Ship Petrel According to the newspaper The Independent, it seemed to tilt roughly 45 degrees while in dry dock at Imperial Dock in Leith, Edinburgh. According to the publication, 12 people were treated at the dock and released while another 21 people were brought to the hospital with injuries.
According to a Scottish Police official, the Petrel was driven out of dry dock.
Paul Allen, a co-founder of Microsoft, owned the research vessel until his passing in 2018. The Vulcan marine research organization, which Allen created, carried on until 2020 after his passing in 2018.
As a result of the operational challenges posed by the pandemic, R/V Petrel will be placed in a long-term berth and will not be deployed for the foreseeable future. We have been charged with a monumental mission – to discover, educate and honor – and we hope to return to service at some point.” Robert Kraft, Underwater Director, said in a June 2020 message:
“I am proud of the successful Petrel missions that have brought information and closure to so many families and friends of World War II heroes.

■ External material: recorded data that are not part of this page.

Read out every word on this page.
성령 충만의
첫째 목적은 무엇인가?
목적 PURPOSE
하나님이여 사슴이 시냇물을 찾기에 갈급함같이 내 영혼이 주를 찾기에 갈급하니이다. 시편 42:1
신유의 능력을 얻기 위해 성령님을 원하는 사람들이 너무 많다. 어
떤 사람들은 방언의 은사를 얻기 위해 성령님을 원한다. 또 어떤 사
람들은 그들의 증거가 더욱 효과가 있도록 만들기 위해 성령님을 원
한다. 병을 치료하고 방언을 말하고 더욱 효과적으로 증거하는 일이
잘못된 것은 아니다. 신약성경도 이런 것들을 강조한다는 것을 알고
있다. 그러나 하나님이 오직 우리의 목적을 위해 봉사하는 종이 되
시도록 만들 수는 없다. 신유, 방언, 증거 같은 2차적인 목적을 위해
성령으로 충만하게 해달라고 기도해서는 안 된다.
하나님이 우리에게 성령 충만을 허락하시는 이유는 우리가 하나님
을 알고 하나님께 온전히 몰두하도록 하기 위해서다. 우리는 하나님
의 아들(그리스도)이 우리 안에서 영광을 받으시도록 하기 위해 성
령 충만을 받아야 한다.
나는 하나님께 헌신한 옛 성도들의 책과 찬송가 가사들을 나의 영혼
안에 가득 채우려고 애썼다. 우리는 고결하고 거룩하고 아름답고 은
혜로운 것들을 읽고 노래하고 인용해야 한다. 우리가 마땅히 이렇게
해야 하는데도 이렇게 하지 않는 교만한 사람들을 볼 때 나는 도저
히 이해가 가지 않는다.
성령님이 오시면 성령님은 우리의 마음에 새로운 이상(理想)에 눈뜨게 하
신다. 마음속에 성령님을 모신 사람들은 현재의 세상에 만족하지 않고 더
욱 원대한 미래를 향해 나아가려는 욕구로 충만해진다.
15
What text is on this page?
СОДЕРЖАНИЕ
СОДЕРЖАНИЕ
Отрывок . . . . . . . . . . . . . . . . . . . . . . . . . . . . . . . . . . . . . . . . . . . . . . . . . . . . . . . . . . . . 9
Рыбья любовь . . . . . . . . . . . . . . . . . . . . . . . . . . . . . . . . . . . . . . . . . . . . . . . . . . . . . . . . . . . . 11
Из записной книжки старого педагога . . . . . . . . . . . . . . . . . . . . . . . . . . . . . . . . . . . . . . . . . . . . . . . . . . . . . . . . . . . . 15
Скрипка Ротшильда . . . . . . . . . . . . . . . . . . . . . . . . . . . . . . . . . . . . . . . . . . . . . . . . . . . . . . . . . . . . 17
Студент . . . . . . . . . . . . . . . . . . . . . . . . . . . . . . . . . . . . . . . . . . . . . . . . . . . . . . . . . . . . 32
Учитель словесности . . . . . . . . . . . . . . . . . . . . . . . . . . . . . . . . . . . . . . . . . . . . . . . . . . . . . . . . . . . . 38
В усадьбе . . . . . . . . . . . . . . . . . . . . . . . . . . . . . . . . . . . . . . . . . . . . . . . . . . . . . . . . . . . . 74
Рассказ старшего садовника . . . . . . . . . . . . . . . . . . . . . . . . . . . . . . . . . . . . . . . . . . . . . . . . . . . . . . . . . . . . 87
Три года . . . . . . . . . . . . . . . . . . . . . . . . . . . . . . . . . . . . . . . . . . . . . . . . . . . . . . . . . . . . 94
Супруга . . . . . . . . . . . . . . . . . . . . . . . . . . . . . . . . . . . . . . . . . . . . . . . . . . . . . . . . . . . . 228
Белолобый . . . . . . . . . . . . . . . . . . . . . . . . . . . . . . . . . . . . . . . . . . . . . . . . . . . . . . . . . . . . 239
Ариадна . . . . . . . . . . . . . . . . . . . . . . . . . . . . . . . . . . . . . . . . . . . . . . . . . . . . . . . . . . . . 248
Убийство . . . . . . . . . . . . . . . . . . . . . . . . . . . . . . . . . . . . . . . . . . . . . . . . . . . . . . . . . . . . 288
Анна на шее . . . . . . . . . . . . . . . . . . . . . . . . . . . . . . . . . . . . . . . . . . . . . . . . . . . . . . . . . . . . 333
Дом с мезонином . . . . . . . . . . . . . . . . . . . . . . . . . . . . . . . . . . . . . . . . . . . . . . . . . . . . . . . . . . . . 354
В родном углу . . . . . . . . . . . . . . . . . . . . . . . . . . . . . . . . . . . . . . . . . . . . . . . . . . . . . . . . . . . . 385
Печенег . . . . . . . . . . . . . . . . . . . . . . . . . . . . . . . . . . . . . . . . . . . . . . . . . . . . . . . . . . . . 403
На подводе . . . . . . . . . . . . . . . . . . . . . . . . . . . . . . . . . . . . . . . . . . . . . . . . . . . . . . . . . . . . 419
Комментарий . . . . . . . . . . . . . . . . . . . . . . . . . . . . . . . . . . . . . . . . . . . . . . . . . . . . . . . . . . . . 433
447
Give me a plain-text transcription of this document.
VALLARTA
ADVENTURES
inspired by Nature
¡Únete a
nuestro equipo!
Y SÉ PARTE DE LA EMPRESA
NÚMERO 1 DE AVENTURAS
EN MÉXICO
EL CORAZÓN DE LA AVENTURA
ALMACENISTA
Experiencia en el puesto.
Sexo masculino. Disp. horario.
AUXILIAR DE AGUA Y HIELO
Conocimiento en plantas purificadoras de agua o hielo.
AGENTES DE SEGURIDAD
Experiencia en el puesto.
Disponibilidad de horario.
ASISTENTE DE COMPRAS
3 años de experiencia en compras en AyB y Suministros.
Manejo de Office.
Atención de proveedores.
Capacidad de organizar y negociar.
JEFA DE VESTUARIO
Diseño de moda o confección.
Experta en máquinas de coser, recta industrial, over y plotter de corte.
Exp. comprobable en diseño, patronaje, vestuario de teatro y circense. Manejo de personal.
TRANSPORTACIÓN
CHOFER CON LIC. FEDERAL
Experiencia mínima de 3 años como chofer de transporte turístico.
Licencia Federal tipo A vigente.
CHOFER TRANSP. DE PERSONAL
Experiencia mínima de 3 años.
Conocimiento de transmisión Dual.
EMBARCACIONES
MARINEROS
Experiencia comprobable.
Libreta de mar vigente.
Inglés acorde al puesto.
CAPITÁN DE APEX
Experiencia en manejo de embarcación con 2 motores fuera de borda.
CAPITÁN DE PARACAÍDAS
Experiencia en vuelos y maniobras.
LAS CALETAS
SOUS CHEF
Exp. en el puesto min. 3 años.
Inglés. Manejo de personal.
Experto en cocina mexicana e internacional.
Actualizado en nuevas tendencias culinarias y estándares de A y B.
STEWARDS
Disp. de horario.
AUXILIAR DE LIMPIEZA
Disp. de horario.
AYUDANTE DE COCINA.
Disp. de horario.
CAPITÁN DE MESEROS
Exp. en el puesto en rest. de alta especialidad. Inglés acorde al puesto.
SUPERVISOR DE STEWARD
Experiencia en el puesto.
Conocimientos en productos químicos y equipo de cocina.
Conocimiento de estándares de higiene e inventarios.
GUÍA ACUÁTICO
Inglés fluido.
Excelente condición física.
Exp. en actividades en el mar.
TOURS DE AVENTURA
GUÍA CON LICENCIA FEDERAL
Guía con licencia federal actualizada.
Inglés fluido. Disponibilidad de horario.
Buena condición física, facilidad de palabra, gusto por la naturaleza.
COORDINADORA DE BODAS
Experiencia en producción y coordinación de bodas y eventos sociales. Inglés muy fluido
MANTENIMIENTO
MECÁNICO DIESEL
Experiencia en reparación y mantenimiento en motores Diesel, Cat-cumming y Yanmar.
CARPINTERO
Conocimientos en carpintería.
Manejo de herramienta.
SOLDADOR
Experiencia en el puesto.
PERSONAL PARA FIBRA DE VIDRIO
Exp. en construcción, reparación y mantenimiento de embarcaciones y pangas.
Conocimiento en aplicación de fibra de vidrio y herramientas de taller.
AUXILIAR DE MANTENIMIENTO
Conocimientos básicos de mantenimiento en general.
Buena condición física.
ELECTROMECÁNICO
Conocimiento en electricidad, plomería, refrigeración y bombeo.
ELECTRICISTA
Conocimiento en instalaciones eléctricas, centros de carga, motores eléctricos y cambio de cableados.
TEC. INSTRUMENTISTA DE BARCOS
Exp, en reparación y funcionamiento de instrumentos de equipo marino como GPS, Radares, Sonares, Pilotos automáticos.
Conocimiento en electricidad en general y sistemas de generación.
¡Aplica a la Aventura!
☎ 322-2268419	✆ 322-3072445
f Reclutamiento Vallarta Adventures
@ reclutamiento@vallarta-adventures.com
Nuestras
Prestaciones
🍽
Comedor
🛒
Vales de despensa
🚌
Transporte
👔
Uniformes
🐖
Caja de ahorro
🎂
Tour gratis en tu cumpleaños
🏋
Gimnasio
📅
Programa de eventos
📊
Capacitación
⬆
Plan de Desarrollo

I am confident that Petrel will eventually be back on duty supporting marine data collection and science.”
Following the announcement, Allen’s estate began liquidating Vulcan’s oceanographic assets. Petrel was laid up in Scotland until the Navy bought the ship in September for $12.4 million – well below the ship’s market value.
Exploring the wreck where it rests 5,000m below the surface. Volcanic photo.
Petrelunder Allen’s ownership and then parent company Vulcan, was used in a number of research missions to find ship and plane wrecks. The ship was part of the team that discovered the wreckage of the first Japanese ship sunk by the US in World War II, as well as the US Navy destroyer USS Johnson and carrier USS Wasp.